October 2002: The Lowest Point
A company like SoftBank, with so much exposure to the internet sector, did not fare well in these difficult times. While it took over two years for the broader market to hit its absolute rock bottom in October 2002, the sheer velocity of Son's initial wipeout is what makes the story so legendary. He has famously noted that the vast majority of his wealth vaporized in just the first six months of the crash, dropping by roughly $70 billion before the end of the year 2000.
As the bear market dragged on into 2001 and 2002, the bleeding continued. Every single investment Masayoshi Son had championed over the previous five years was decimated. As just one example, SoftBank's $400 million investment in E*Trade was reduced to just $22 million. By the time the dust finally settled, SoftBank's market cap had dropped a mind-numbing 98% from its $180 billion peak down to just $2.5 billion.
With that final drop in market cap, Masayoshi Son's net worth officially plummeted from an all-time high of $78 billion to an all-time low of $1.1 billion. A total personal loss of $76.9 billion. Ouch.

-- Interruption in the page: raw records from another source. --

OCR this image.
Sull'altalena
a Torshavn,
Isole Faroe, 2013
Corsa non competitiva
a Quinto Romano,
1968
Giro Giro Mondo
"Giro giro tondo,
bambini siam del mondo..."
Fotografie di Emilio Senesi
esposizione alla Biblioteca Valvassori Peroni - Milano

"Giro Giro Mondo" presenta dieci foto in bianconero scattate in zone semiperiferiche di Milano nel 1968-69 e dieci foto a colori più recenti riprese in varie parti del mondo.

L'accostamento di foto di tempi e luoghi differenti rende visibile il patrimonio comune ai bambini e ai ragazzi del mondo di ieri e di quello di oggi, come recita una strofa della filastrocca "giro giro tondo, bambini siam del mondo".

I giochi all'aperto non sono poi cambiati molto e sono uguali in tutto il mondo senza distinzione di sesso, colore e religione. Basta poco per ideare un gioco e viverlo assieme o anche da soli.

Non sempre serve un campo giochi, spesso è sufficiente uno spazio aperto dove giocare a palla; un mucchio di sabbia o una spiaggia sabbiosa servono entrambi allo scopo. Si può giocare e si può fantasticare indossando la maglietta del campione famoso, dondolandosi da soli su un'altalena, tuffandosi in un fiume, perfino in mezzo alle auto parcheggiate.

Ok, he was still a billionaire, and maybe we shouldn't feel too bad for him. But in the words of the great Chris Rock:
"If Bill Gates woke up tomorrow with Oprah's money, he'd jump out a fuckin' window and slit his throat on the way down, saying, "I can't even put gas in my plane!"
The Gambler Returns
With time, SoftBank slowly started to recover and rebuild, but Masa's appetite for risk never faded. He launched the $100 billion Vision Fund to place massive bets on the next generation of tech. Relying on the same gut instinct that found Alibaba, he famously poured billions into Adam Neumann's co-working company WeWork after a mere 12-minute tour. It became one of the most spectacular financial implosions in startup history, eventually immortalized in dozens of books and the Apple TV+ show "WeCrashed."

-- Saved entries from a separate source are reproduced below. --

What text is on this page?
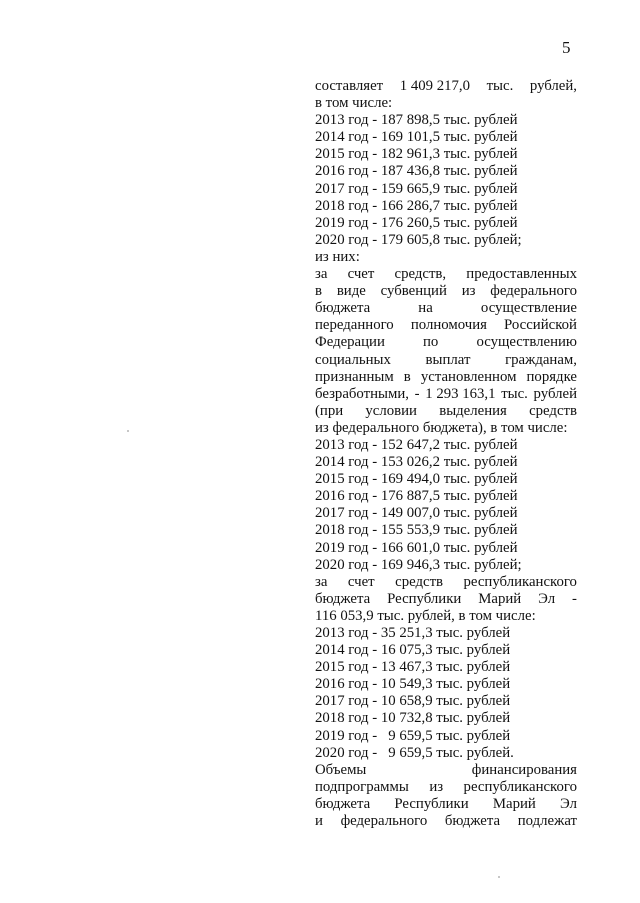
5
составляет 1 409 217,0 тыс. рублей,
в том числе:
2013 год - 187 898,5 тыс. рублей
2014 год - 169 101,5 тыс. рублей
2015 год - 182 961,3 тыс. рублей
2016 год - 187 436,8 тыс. рублей
2017 год - 159 665,9 тыс. рублей
2018 год - 166 286,7 тыс. рублей
2019 год - 176 260,5 тыс. рублей
2020 год - 179 605,8 тыс. рублей;
из них:
за счет средств, предоставленных
в виде субвенций из федерального
бюджета	на	осуществление
переданного полномочия Российской
Федерации	по	осуществлению
социальных выплат гражданам,
признанным в установленном порядке
безработными, - 1 293 163,1 тыс. рублей
(при условии выделения средств
из федерального бюджета), в том числе:
2013 год - 152 647,2 тыс. рублей
2014 год - 153 026,2 тыс. рублей
2015 год - 169 494,0 тыс. рублей
2016 год - 176 887,5 тыс. рублей
2017 год - 149 007,0 тыс. рублей
2018 год - 155 553,9 тыс. рублей
2019 год - 166 601,0 тыс. рублей
2020 год - 169 946,3 тыс. рублей;
за счет средств республиканского
бюджета Республики Марий Эл -
116 053,9 тыс. рублей, в том числе:
2013 год - 35 251,3 тыс. рублей
2014 год - 16 075,3 тыс. рублей
2015 год - 13 467,3 тыс. рублей
2016 год - 10 549,3 тыс. рублей
2017 год - 10 658,9 тыс. рублей
2018 год - 10 732,8 тыс. рублей
2019 год -   9 659,5 тыс. рублей
2020 год -   9 659,5 тыс. рублей.
Объемы	финансирования
подпрограммы из республиканского
бюджета Республики Марий Эл
и федерального бюджета подлежат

Yet, the gambler is back on top. As of 2026, thanks to the massive artificial intelligence boom and his heavy investments in AI infrastructure, Masayoshi Son's net worth is floating around $65 billion as of this writing.

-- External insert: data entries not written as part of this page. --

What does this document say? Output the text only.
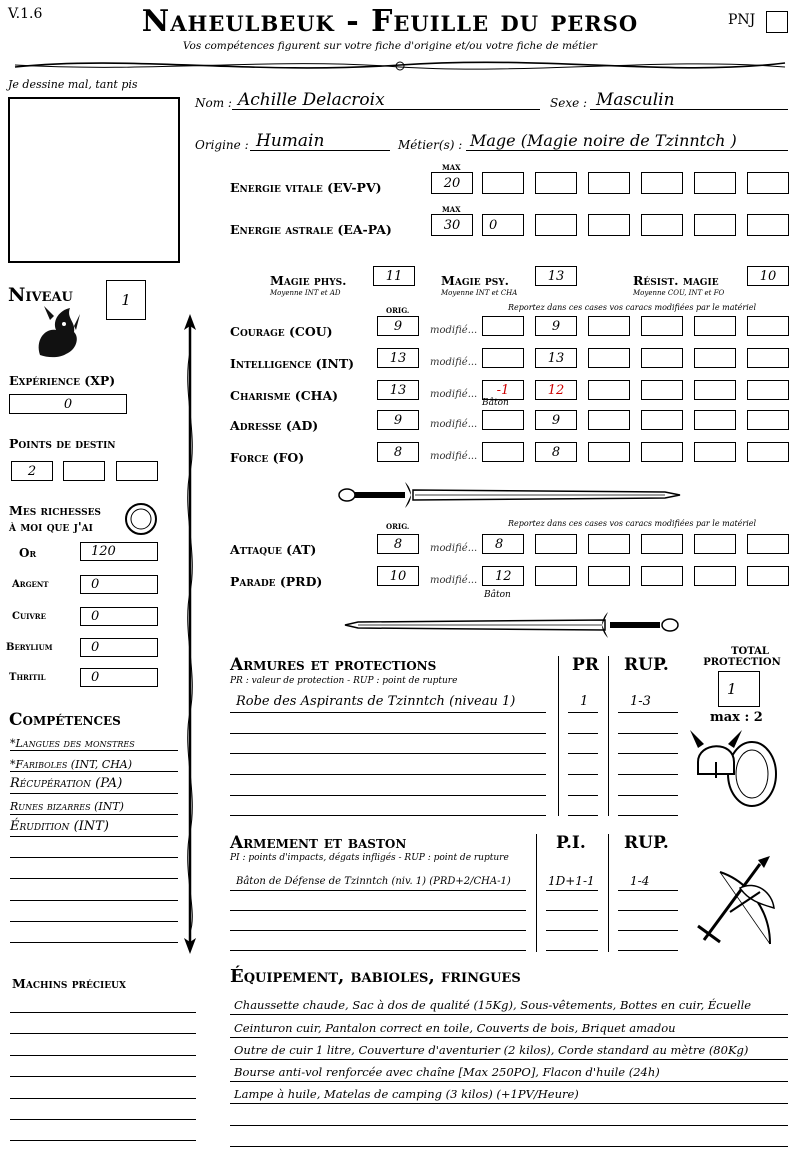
V.1.6	Naheulbeuk - Feuille du perso
Vos compétences figurent sur votre fiche d'origine et/ou votre fiche de métier
PNJ
Je dessine mal, tant pis
Nom : Achille Delacroix	Sexe : Masculin
Origine : Humain	Métier(s) : Mage (Magie noire de Tzinntch )
MAX
Energie vitale (EV-PV)	20
MAX
Energie astrale (EA-PA)	30 0
Magie phys.
Moyenne INT et AD
11	Magie psy.
Moyenne INT et CHA
13	Résist. magie
Moyenne COU, INT et FO
10
Niveau	1
Expérience (XP)
0
Points de destin
2
Mes richesses
à moi que j'ai
Or	120
Argent	0
Cuivre	0
Berylium	0
Thritil	0
ORIG.	Reportez dans ces cases vos caracs modifiées par le matériel
Courage (COU)	9	modifié...	9
Intelligence (INT)	13 modifié...	13
Charisme (CHA)	13 modifié... -1	12
Bâton
Adresse (AD)	9	modifié...	9
Force (FO)	8	modifié...	8
ORIG.	Reportez dans ces cases vos caracs modifiées par le matériel
Attaque (AT)	8	modifié... 8
Parade (PRD)	10 modifié... 12
Bâton
Compétences
*Langues des monstres
*Fariboles (INT, CHA)
Récupération (PA)
Runes bizarres (INT)
Érudition (INT)
Machins précieux
Armures et protections
PR : valeur de protection - RUP : point de rupture
PR RUP.
Robe des Aspirants de Tzinntch (niveau 1)	1	1-3
TOTAL
PROTECTION
1
max : 2
Armement et baston
PI : points d'impacts, dégats infligés - RUP : point de rupture
P.I. RUP.
Bâton de Défense de Tzinntch (niv. 1) (PRD+2/CHA-1)	1D+1-1	1-4
Équipement, babioles, fringues
Chaussette chaude, Sac à dos de qualité (15Kg), Sous-vêtements, Bottes en cuir, Écuelle
Ceinturon cuir, Pantalon correct en toile, Couverts de bois, Briquet amadou
Outre de cuir 1 litre, Couverture d'aventurier (2 kilos), Corde standard au mètre (80Kg)
Bourse anti-vol renforcée avec chaîne [Max 250PO], Flacon d'huile (24h)
Lampe à huile, Matelas de camping (3 kilos) (+1PV/Heure)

Believing that "the AI revolution will be 50 times bigger than the dot-com bubble," Son is placing the largest financial bets of his entire career to ensure he controls the physical infrastructure of the AI era. Most notably, SoftBank has gone all-in on OpenAI.
After pouring $34.6 billion into OpenAI through 2024 and 2025, Son recently secured a $40 billion bridge loan from major banks to help fund another $30 billion commitment. By the end of 2026, SoftBank is expected to hold a 13% stake in OpenAI, with a cumulative investment totaling nearly $65 billion. To help fund this pivot, he even sold off SoftBank's entire $5.8 billion stake in Nvidia in late 2025.
If OpenAI eventually goes public at its desired $1 trillion valuation, SoftBank's 13% stake would be worth $130 billion.
A Life Without Gravity
Today, Masayoshi Son enjoys the spoils of a man who has repeatedly defied financial gravity. Son lives in a $100 million, three-story mansion in Tokyo that features a private, programmable golf range capable of mimicking the temperature and weather conditions of every top golf course in the world. When Bill Gates visited the house many years ago, he was reportedly speechless. In 2012, Son dropped a cool $117 million to purchase a sprawling estate in Woodside, California, near Silicon Valley. He also owns a professional Japanese baseball team, the SoftBank Hawks.
As he enters his late sixties and pivots his entire empire toward artificial intelligence, his defining philosophy remains unchanged: "The greatest risk is not taking any risk at all." Whether history ultimately remembers Masayoshi Son as a visionary prophet or the most reckless gambler of the 21st century, he has made it abundantly clear that he has no intention of making small bets.